The Quest for a Charter Equality Test: Has the Longest Way Round Been the Shortest Way Home?
Event date: Wednesday, February 27, 2013, from 4:00 PM to 5:30 PM
Location: Rowell Room, Flavelle House, Faculty of Law, University of Toronto
Lynn Smith, B.A. (University of Calgary), LL.B. (University of British Columbia), LL.D. (Hon.) (Simon Fraser University) was appointed to the Supreme Court of British Columbia in 1998. She served as a Justice of that Court until her retirement in September 2012. Prior to her appointment as a judge, she practised law at Shrum, Liddle and Hebenton (now McCarthy Tetrault), specializing in civil litigation. She taught law at the University of British Columbia 1981-97 in areas including Constitutional Law, Evidence, Civil Litigation, and Real Property. She has published books and articles in the fields of Charter equality rights, civil litigation and evidence, human rights, administrative law, and women’s equality. She was Dean of the U.B.C. Law Faculty 1991-97. In 2005-06, Lynn Smith was Executive Director of the National Judicial Institute, on secondment from the Court. She is a Judicial Associate of the National Judicial Institute and serves on the faculty of the Charter and Evidence Workshops as well as the New Federally-Appointed Judges Program. She has been involved in international judicial education exchanges with China, Scotland, Ghana and Viet Nam. During a Judicial Study Leave in 2009-10, she researched credibility assessment, examining the psychological and social science literature as well as the law. She published a paper on that topic, and prepared a program on credibility assessment used in National Judicial Institute seminars. Lynn Smith was the Chair of the B.C. Supreme Court Law Clerks Committee and of the Committee on Communications Technology, whose report was adopted by the Court in May, 2012. Commencing in January, 2013, she is teaching a seminar on Constitutional Litigation at the U.B.C. Faculty of Law. She is married to Jon Sigurdson, who is a Justice of the Supreme Court of British Columbia. They have two daughters, Elin Sigurdson and Krista Sigurdson.
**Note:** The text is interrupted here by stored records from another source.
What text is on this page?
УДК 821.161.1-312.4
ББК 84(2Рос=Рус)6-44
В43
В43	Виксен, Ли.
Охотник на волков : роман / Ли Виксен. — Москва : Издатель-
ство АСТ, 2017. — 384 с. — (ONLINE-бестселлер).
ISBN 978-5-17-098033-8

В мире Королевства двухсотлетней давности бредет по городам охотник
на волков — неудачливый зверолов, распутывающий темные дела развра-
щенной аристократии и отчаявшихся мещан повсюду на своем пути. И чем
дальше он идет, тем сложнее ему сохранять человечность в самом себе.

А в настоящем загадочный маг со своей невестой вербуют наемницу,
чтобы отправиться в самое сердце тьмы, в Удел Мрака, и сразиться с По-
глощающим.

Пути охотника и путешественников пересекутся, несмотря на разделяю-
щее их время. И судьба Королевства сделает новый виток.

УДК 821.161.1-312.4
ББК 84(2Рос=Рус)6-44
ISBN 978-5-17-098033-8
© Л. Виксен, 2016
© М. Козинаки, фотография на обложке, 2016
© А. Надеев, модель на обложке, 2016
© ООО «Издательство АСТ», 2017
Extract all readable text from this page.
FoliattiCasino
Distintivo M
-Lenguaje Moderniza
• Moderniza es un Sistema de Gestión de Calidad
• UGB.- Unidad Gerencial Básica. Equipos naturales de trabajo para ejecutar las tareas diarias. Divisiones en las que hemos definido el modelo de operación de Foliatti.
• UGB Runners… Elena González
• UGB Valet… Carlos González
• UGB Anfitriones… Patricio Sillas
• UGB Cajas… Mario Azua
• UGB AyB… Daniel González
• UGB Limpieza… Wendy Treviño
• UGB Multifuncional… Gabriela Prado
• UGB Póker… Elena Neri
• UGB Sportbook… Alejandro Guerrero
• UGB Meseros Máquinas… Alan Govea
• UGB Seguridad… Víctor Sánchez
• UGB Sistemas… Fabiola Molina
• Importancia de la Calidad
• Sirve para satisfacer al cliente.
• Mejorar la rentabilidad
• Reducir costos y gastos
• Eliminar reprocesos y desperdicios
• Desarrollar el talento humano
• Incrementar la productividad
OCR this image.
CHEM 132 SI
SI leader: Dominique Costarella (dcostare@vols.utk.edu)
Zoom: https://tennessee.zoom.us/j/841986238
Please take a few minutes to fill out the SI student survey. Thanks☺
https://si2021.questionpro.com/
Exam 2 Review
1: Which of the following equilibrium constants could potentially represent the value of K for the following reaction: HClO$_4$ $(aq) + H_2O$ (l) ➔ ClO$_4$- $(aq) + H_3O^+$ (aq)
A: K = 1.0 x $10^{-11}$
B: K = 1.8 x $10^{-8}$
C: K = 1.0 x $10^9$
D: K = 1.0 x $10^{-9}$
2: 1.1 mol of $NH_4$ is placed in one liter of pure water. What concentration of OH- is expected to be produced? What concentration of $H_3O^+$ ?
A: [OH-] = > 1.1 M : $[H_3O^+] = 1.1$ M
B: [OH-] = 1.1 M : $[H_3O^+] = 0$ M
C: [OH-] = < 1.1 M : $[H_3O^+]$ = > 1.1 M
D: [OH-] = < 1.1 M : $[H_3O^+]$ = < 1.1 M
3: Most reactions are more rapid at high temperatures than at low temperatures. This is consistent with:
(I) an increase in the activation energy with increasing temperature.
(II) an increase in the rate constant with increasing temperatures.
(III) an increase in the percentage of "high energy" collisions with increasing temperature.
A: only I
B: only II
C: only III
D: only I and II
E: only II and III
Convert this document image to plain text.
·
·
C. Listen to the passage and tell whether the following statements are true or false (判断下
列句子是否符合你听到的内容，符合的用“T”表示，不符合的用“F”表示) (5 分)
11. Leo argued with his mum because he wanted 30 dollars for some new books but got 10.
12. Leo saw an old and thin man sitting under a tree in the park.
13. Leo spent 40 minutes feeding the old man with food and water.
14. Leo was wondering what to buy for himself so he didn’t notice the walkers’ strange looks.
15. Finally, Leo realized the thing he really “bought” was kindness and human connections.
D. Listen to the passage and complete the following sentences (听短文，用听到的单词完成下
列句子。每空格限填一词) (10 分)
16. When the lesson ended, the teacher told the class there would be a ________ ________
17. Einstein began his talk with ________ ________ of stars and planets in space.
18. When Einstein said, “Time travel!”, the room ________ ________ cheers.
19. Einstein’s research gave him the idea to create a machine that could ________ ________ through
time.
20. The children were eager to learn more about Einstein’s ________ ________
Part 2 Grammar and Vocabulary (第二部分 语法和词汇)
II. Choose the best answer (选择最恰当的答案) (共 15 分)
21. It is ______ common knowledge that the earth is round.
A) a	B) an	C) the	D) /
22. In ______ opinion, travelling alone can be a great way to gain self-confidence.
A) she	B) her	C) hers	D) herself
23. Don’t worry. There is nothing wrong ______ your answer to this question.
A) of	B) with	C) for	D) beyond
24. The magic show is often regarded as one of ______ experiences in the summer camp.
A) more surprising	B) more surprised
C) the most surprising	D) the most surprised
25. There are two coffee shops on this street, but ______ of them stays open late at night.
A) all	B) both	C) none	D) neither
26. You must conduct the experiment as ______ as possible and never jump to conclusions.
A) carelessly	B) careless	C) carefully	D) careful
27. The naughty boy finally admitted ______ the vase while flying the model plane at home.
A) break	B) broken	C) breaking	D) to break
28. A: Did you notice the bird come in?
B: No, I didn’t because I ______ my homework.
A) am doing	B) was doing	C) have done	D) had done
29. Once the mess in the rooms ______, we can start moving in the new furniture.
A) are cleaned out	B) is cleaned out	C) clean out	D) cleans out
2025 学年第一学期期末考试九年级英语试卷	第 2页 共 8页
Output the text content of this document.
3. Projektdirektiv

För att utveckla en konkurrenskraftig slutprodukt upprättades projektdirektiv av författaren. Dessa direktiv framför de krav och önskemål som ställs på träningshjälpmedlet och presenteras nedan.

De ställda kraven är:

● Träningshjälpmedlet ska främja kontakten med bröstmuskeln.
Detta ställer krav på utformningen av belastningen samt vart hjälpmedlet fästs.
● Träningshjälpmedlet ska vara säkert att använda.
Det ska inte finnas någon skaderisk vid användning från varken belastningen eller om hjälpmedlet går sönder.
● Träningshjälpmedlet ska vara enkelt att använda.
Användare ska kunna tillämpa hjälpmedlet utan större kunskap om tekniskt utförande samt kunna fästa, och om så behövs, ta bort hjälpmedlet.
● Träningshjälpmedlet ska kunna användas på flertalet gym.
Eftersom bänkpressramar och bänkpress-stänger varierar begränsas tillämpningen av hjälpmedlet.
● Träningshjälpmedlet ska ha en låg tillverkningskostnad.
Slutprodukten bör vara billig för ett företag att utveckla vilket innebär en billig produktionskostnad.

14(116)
The Morris A. Gross Memorial Lecture was established in memory of the late Morris A. Gross by the law firm Minden Gross LLP and by members of his family, friends and professional associates. The intention of the lectureship is to, every two years, bring to the Faculty of Law a distinguished scholar or a member of the practising bar or bench for discussion with the student body and Faculty, and to deliver the bi-annual Morris A. Gross Memorial Lecture.
This event is being co-sponsored by the JOHN AND MARY YAREMKO FUND FOR MULTICULTURALISM AND HUMAN RIGHTS.